The intra-class correlation (ICCm) for each gene is defined as
$$ICC_{m} = \frac{{\sigma _{m}^{2} }}{{\sigma _{m}^{2} + \sigma _{e}^{2} }}$$
and estimated by the following equation defined by Shrout et al. [25]:
$$\frac{{MS_{m} - MS_{e} }}{{MS_{m} + \left( {k - 1} \right)MS_{e} }}$$
where \(MS_{m}\) is the between-models mean squares,\(MS_{e}\) is the between-samples mean squares, k is the number of samples. The ICCm, which ranges between 0 and 1, estimates the proportion of the total variance due to the between-model variance. Larger ICCm values indicate higher similarity (i.e., agreement) between replicate samples. Computing an ICCm for each gene, as described above, resulted in a set of 28,109 ICCm values for each quantification method. A known feature of the ICC estimator used here is that sometimes it could produce negative values when the true ICC is close to zero and sample size is small. For practical purposes, these negative estimates of ICC are considered to be equivalent to ICC ≈ 0.
Model 947758-054-R is the only model that has four replicates, while the other 19 models all have three replicates. For simplicity, the first three replicates of model 947758-054-R were selected to form a uniform data matrix (20 × 3 for each gene) for the calculation of ICC for each gene.

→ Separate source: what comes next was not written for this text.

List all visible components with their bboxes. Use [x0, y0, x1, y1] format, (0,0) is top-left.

The resulting balance in number of replicates allowed for easier calculation of the ICCg and ICCm estimates using the irr R package (version 0.84.1) [25, 26].
Calculation of percentages of TPM for the top five most abundant genes
To help identify what may cause transcript distribution differences between replicates, we calculated the percentage of TPM for the top five most abundant genes. For each PDX model, the 28,109 genes were first sorted by the sum of TPMs across the replicate samples. The TPM percentages of the top five most abundant genes in each replicate was then calculated as the sum of TPMs corresponding to the top five most abundant genes identified for each model divided by 106.